Roger Jean-Claude Mbédé, mort d’avoir été homosexuel et pauvre

—Par Quentin Girard —

r-j-c-_mbedeCe Camerounais avait été emprisonné pour ses orientations sexuelles. Libéré, il a été rejeté par son entourage.

Une vidéo, postée sur Youtube, un peu floue. «Je ne sais pas pourquoi ils veulent me prendre pour une cible», se demande Roger Jean-Claude Mbédé. «Je sais que je dois me battre pour m’en sortir. Je sais que je n’ai rien fait», continue-t-il. En février 2013, au moment de la diffusion de ces images, le jeune homme venait de sortir de prison, après un an de détention. Il avait été condamné par la justice de Yaoundé à 36 mois d’enfermement pour avoir envoyé un SMS à un autre garçon. Un simple «Je suis très amoureux de toi». Au Cameroun, les relations homosexuelles sont interdites, passibles de prison, comme dans de nombreux pays africains. Un petit message, cela suffit. Grâce à la mobilisation de ses avocats et de plusieurs organisations internationales, Roger Mbédé avait pu sortir de prison. Il était désormais en liberté provisoire.

Le 10 janvier 2014, Roger Mbédé est mort. Il avait 34 ans. «S’il n’avait pas été en prison, cela ne se serait pas terminé comme ça», estime Guillaume Bonnet, porte-parole France de All-Out, un mouvement LGBT qui a lancé sur Internet une «veillée funèbre» pour lui rendre hommage. En prison, il avait été battu et était tombé malade, sans recevoir évidemment les soins nécessaires. A Human Right Watch, il avait raconté les persécutions : «Celui qui m’interrogeait […] a appelé son collègue pour me passer à tabac. Il m’a donné un premier coup dans la bouche. Puis un autre, et encore un autre, et il a déchiré ma chemise. Ils ont jeté mes chaussures. Lorsque j’ai été emmené [au bureau du procureur], j’étais pieds nus, comme un bandit.»

Les circonstances du décès de Roger Mbédé ne sont pas très claires. Après sa libération, il termine un master de philosophie théologique à l’université catholique d’Afrique centrale, à Yaoundé. Mais cela ne se passe pas bien. Avec cette affaire d’homosexualité, ses envies de devenir prêtre ne sont plus réalisables. «Il était partout rejeté, nous explique au téléphone Michel Togué, l’un de ses avocats. Il avait été victime une ou deux fois d’agressions de personnes qui l’avaient reconnu.» Même pour ses proches, cela devient dangereux. A l’université, alors que le jeune homme est parti chez des amis, dans le centre-ville, son voisin de chambre, pris pour lui, est sévèrement bastonné. Pendant trois mois, il séjourne chez un assistant de Michel Togué, Marc Lambert. «C’était quelqu’un de très posé, mais la prison l’avait beaucoup marqué psychologiquement», décrit ce dernier.

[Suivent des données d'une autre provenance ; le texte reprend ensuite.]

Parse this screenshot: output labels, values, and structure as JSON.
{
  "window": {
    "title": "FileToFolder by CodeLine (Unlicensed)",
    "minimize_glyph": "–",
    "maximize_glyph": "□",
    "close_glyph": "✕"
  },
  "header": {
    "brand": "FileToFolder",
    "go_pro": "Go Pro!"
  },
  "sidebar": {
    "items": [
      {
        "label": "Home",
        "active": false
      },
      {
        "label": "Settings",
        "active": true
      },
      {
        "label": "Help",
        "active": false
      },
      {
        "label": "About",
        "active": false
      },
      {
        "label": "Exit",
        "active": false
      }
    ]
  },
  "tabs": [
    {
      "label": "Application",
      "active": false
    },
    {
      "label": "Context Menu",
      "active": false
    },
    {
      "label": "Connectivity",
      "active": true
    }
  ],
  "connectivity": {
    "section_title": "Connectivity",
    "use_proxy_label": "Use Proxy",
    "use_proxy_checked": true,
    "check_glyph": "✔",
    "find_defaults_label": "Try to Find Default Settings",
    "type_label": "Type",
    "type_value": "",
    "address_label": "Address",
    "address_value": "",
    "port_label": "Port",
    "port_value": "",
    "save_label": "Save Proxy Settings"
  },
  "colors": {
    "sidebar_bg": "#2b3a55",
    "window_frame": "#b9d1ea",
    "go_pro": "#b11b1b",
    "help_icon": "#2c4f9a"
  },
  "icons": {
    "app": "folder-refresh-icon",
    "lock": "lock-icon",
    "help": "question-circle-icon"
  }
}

«Comme il se sentait persécuté à Yaoundé, il décide alors de partir se reposer chez sa famille», détaille-t-il. A Ngoumou, petite ville à une trentaine de kilomètres de la capitale. «Mais cela ne se passe pas très bien non plus. Sa sœur, dont il était proche, l’insulte, il n’y a que son petit frère Noël et sa mère qui le soutiennent un peu», regrette Marc Lambert. Roger Mbédé disparaît un peu de la circulation, les contacts deviennent sporadiques. Lors d’une visite de François Hollande, Paul Biya a affirmé fin janvier 2013 que sur ce sujet, «les gens discutent». Pour le président camerounais, «les esprits peuvent évoluer dans un sens ou dans un autre». La loi ne change pas, mais pour ne pas déplaire à l’Occident, la pression policière est un peu moins forte.

Roger, très malade

«Au mois de décembre, je reçois la visite d’un reporter de France 24 qui voulait le contacter, se souvient Michel Togué. J’essaye de le joindre : sans succès.» Ses soutiens s’inquiètent. Marc Lambert arrive à l’avoir au téléphone. «Il était hospitalisé, raconte-t-il. Il m’a appelé plusieurs fois car il devait 27 000 francs CFA aux services hospitaliers. Puis, c’était 40 000 francs.» Le 6 janvier, l’assistant se rend à Ngoumou, à sa recherche. On lui dit que le père, un paysan, vient de mourir, que la famille porte le deuil, mais que Roger est parti s’installer en Belgique, que tout va bien. Il n’y croit pas vraiment, insiste. La famille s’énerve. «Une quarantaine de personnes viennent me parler et m’entourent, ils ameutent les vieux du village, se souvient-il. Toute l’après-midi, ils me retiennent, me menacent, certains ont des haches et des fourches. Je n’ai pas compris, il n’y avait jamais eu de problèmes avant.»